Current State
This project currently runs on personal hardware, personal time, and existing software subscriptions. That's sustainable for finishing the initial 365 analyses. It is not sustainable for what comes after — and what comes after is where the real value lives.
The tiers below describe what becomes possible at different resource levels. This isn't a promise tied to specific dollar amounts — it's a transparent look at the actual constraints and what relaxing them enables.
Resource Tiers
Foundation
Current operating levelWhere we are now.
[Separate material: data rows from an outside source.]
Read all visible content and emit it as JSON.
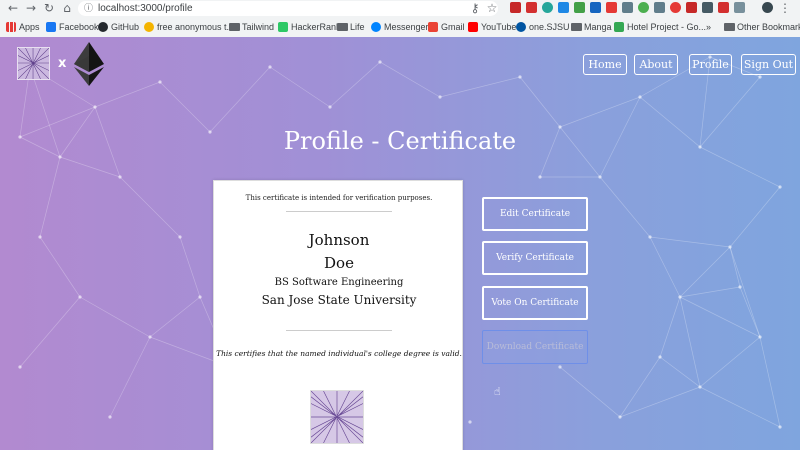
{
  "browser": {
    "url": "localhost:3000/profile",
    "bookmarks": [
      {
        "label": "Apps",
        "color": "#e53935"
      },
      {
        "label": "Facebook",
        "color": "#1877f2"
      },
      {
        "label": "GitHub",
        "color": "#24292e"
      },
      {
        "label": "free anonymous t...",
        "color": "#f4b400"
      },
      {
        "label": "Tailwind",
        "color": "#5f6368"
      },
      {
        "label": "HackerRank",
        "color": "#2ec866"
      },
      {
        "label": "Life",
        "color": "#5f6368"
      },
      {
        "label": "Messenger",
        "color": "#0084ff"
      },
      {
        "label": "Gmail",
        "color": "#ea4335"
      },
      {
        "label": "YouTube",
        "color": "#ff0000"
      },
      {
        "label": "one.SJSU",
        "color": "#0055a2"
      },
      {
        "label": "Manga",
        "color": "#5f6368"
      },
      {
        "label": "Hotel Project - Go...",
        "color": "#34a853"
      },
      {
        "label": "»",
        "color": ""
      },
      {
        "label": "Other Bookmarks",
        "color": "#5f6368"
      }
    ]
  },
  "header": {
    "separator": "x",
    "nav": [
      "Home",
      "About",
      "Profile",
      "Sign Out"
    ]
  },
  "main": {
    "title": "Profile - Certificate",
    "certificate": {
      "note": "This certificate is intended for verification purposes.",
      "first_name": "Johnson",
      "last_name": "Doe",
      "degree": "BS Software Engineering",
      "university": "San Jose State University",
      "statement": "This certifies that the named individual's college degree is valid."
    },
    "actions": [
      "Edit Certificate",
      "Verify Certificate",
      "Vote On Certificate",
      "Download Certificate"
    ]
  }
}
One person, nights and weekends, personal hardware.
- Local embedding models for semantic search (running on personal GPU)
- Local Qdrant instance for the knowledge graph
- Claude inference via personal subscription
- Source archival to local disk
- Static site hosting (near-zero cost)
Constraint: Time. Every hour spent on infrastructure is an hour not spent on analysis. Research throughput is limited by one person's schedule.
Sustained Operations
Covering ongoing costsKeeping the lights on reliably and removing fragility from the stack.
- Inference budget: API-level Claude access for research assistance — context-heavy queries against source material, batch verification, cross-reference discovery. The difference between manual and assisted research is roughly 3x throughput.
- Server hosting: Moving Qdrant and the source archive off personal hardware onto a small dedicated server. Eliminates the single point of failure and enables persistent availability for future public-facing tools.
- Software tools: Subscriptions and API access for data sources, monitoring, and development tools that accelerate the work.
Unlocks: Reliable infrastructure, faster research cycles, the ability to maintain and update analyses after initial publication.
Expanded Capability
Hardware and local AIMoving from rented inference to owned infrastructure.
- Hardware upgrades: Dedicated GPU compute for running local models — embeddings, classification, entity extraction — without per-query costs. Upfront investment that reduces long-term operating costs and eliminates dependency on external API availability.
- Local AI pipeline: Designing and running a local inference stack for the repetitive, high-volume parts of the research process — source ingestion, initial claim decomposition, entity recognition, cross-reference suggestions. Human judgment stays on the analytical decisions; the machine handles the mechanical ones.
- Expanded source access: PACER fees, subscription databases, FOIA request processing, and other primary-source access that costs real money.
Unlocks: Autonomous research pipelines, dramatically faster source processing, reduced per-analysis marginal cost, and the foundation for scaling the methodology to new domains.
Scale
From project to platformThe infrastructure exists to do this once. At scale, it becomes a system others can use.
- Local AI factory: Purpose-built local compute for running sustained, autonomous research sessions — multi-hour analysis runs against large document sets, with human review at decision points. The economics of local inference make this viable in a way that API costs do not.
- Public knowledge graph: Opening the entity registry, relationship map, and source archive as queryable public resources for journalists and researchers.
- Comparative analysis infrastructure: Applying the methodology to additional claim sets — prior administrations, state-level, corporate — with the tooling to support parallel investigations.
- Methodology toolkit: Packaging the research framework, provenance system, and validation tools so other organizations can stand up their own forensic analysis projects.
Unlocks: A replicable system for forensic journalism that doesn't depend on a single person's nights and weekends.
How I Work
I stay engaged with the tools that make this kind of work possible — not just the ones I'm using today, but the ones emerging in AI research, data journalism, and investigative tooling. The advancement plan isn't a fixed roadmap; it's a description of what becomes possible as constraints relax. I build what feels relevant and urgent, and I adapt as the tools and the needs evolve.
What stays constant: the evidence standard, the transparency, and the commitment to showing the work. The tools change. The principles don't.